As commander of Infantry Regiment 909 of the 58th Infantry Division, Kreipe participated in the Battle of France and the drive towards Leningrad during Operation Barbarossa. He was awarded the Knight's Cross of the Iron Cross on 13 October 1941. Kreipe remained in the Leningrad front until May 1942, when he was transferred back to Germany, where he took up administrative and teaching positions. In June–October 1943, he was returned to the Eastern Front, where he led the 79th Infantry Division. On 1 March 1944, Kreipe was appointed Commander of the 22nd Air Landing Infantry Division, operating on Crete, replacing General Friedrich-Wilhelm Müller, who had been made the German commander of Crete in Hania.
In the spring of 1944, a plan was hatched by the Allies to kidnap General Müller, whose harsh repressive measures had earned him the nickname "the Butcher of Crete". The operation was led by Major Patrick Leigh Fermor, and second Captain Bill Stanley Moss, Greek SOE agents and Cretan resistance fighters. However General Müller left the island before the plan could be executed. Major Fermor decided to abduct Kreipe instead.

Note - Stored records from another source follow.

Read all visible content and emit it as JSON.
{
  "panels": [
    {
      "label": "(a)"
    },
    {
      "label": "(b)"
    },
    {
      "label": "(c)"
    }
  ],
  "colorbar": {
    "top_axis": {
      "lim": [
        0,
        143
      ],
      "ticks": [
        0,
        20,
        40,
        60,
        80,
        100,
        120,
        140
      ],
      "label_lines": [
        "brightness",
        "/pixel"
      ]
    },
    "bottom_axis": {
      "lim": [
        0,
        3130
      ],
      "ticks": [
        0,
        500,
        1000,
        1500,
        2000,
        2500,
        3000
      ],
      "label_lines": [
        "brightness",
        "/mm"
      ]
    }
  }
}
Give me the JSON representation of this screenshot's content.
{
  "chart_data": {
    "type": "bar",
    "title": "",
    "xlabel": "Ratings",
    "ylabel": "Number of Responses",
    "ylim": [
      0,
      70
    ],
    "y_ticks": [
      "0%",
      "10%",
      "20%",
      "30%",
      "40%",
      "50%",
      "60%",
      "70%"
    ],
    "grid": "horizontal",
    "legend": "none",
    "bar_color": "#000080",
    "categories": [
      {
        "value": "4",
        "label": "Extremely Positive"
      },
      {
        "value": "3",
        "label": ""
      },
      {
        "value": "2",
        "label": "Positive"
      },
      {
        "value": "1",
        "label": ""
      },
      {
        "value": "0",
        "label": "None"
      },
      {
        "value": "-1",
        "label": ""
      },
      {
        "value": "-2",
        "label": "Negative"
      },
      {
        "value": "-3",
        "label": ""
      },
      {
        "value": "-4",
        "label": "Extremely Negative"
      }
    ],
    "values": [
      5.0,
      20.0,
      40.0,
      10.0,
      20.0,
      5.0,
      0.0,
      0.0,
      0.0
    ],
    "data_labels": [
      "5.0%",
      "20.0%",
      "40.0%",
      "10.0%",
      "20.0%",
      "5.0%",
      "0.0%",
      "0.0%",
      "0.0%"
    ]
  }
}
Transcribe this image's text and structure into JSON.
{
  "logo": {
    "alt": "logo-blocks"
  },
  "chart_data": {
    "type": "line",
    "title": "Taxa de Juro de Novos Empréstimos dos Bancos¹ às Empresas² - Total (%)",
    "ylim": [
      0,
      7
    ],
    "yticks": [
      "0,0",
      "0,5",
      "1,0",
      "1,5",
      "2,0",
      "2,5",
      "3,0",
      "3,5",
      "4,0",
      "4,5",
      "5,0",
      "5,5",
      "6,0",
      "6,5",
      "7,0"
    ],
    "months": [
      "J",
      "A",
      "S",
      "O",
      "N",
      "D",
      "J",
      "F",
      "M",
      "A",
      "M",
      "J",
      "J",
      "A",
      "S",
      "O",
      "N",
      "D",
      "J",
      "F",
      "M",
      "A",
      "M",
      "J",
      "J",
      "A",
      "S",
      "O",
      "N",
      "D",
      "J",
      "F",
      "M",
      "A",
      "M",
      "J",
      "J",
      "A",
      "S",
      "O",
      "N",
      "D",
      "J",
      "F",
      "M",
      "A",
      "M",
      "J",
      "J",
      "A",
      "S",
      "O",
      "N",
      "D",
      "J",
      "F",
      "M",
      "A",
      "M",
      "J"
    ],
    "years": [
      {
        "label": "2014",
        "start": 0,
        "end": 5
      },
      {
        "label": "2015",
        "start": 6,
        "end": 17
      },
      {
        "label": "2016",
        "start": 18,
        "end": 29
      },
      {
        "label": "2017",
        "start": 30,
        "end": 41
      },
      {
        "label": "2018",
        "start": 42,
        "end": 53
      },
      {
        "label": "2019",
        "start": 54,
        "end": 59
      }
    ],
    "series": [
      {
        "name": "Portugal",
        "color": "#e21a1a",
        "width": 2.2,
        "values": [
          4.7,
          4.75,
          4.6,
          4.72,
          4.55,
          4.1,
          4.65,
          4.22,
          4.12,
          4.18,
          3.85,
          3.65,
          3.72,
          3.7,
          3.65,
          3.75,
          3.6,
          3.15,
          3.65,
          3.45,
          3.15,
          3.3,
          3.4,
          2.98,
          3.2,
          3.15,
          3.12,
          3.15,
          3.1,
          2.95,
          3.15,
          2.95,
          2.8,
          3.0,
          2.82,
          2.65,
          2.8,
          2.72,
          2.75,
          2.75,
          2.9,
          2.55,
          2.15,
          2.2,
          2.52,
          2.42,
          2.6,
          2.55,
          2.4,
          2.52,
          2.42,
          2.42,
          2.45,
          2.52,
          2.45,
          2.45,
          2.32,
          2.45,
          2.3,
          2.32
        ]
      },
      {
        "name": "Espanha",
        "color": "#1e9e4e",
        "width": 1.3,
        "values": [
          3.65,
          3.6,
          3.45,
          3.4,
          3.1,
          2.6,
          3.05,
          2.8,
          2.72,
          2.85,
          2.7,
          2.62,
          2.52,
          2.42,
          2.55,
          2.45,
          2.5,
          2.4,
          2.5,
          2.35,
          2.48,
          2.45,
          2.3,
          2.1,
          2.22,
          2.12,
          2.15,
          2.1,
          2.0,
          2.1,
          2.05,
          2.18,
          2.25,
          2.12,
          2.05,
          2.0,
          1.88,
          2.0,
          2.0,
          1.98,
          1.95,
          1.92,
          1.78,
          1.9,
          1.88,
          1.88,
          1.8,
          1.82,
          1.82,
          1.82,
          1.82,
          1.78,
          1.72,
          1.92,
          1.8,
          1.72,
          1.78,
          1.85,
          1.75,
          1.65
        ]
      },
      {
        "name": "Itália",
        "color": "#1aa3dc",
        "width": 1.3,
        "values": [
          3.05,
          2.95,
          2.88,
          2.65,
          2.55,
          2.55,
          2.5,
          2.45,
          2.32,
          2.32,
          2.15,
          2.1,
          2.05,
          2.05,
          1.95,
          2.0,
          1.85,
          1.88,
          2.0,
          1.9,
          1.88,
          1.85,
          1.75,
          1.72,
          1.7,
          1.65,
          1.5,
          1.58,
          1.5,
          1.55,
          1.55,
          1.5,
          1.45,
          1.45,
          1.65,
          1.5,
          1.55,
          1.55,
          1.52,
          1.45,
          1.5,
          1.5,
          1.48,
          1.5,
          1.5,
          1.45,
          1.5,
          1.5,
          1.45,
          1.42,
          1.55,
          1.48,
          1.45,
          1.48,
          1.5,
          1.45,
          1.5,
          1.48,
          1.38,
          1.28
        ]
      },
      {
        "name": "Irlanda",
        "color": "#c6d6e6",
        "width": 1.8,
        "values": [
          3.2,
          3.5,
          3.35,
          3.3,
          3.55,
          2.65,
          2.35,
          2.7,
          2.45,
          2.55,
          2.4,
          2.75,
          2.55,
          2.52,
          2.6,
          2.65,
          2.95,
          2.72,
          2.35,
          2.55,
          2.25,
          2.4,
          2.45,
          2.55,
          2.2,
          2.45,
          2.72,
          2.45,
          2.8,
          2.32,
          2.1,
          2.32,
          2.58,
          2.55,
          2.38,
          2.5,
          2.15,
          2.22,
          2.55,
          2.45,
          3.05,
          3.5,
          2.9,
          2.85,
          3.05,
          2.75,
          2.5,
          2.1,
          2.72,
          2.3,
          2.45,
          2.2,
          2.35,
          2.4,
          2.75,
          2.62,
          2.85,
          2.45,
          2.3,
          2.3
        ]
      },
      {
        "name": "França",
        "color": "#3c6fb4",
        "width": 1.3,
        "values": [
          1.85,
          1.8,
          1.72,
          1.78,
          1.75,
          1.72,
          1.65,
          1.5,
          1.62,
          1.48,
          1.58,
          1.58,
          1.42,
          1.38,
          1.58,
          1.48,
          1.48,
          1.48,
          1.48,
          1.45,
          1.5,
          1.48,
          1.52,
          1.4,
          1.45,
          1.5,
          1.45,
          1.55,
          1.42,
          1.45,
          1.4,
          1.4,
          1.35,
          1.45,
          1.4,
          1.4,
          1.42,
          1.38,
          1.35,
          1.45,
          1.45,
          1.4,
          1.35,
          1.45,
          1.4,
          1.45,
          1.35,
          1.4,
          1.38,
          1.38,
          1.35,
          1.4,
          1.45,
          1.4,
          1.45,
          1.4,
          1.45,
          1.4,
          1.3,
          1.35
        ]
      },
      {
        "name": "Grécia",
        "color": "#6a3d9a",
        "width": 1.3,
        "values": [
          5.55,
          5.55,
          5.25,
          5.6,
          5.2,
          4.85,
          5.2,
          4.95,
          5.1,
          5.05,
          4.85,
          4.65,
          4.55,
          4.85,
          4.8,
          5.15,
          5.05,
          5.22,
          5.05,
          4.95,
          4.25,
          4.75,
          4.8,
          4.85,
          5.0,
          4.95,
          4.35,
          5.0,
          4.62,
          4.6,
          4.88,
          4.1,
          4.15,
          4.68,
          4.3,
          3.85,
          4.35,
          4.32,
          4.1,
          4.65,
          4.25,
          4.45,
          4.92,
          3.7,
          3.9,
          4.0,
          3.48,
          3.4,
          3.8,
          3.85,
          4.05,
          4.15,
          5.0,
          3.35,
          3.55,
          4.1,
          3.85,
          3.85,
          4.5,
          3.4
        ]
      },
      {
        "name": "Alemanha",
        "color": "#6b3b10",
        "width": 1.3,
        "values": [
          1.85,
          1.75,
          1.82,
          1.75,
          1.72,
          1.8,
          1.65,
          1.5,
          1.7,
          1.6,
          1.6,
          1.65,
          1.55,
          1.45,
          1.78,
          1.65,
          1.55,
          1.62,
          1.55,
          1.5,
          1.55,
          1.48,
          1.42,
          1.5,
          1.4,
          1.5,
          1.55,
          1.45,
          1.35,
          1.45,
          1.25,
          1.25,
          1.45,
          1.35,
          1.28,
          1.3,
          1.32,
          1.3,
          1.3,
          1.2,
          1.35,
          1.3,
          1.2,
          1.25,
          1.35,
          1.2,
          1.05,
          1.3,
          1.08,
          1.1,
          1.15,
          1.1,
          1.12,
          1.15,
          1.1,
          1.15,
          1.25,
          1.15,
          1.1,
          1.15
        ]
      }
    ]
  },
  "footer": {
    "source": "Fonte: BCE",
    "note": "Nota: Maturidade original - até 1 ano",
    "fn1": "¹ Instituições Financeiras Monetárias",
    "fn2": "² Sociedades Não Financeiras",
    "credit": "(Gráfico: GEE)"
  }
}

On the night of 26 April, General Kreipe left headquarters in Archanes. The car headed without escort to a well-guarded residence, "Villa Ariadni", about 25 km outside Heraklion. Major Fermor and Captain Moss, dressed as German military policemen, waited for him 1 km before his residence. When he arrived, they asked the driver to stop and asked for their papers. As soon as the car stopped, Fermor opened Kreipe's door, jumped in, and threatened him with his pistol, while Moss took the driver's seat. (The abduction is now commemorated near Archanes.) Moss drove the kidnappers and the General for an hour and a half through 22 controlled road blocks in Heraklion, before leaving Leigh Fermor to drive on and abandon the car, with material being planted that suggested their escape from the island had been made by submarine. Moss set off with the General on a cross-country march supported by the Greek resistance, soon rejoined by Leigh Fermor. Hunted by German patrols, the kidnappers crossed the mountains to reach the southern side of the island, where a British Motor Launch (ML 842 commanded by Brian Coleman) was waiting to rendez-vous. Eventually, on 14 May 1944, they were picked up from Peristeres beach near Rhodakino and ferried to Egypt.
Kreipe was interrogated, and then sent to a POW camp in Canada. Later transferred to a special camp in Wales, Kreipe was finally released from British captivity in 1947. General Kreipe met his kidnappers one more time in 1972 on a Greek TV show. He died at Northeim on 14 June 1976.
In 1950 W. Stanley Moss, one of the leaders of the operation, wrote a bestselling account of the abduction — Ill Met by Moonlight. In the 1957 film Ill Met by Moonlight, based on the book, Kreipe is portrayed by Marius Goring.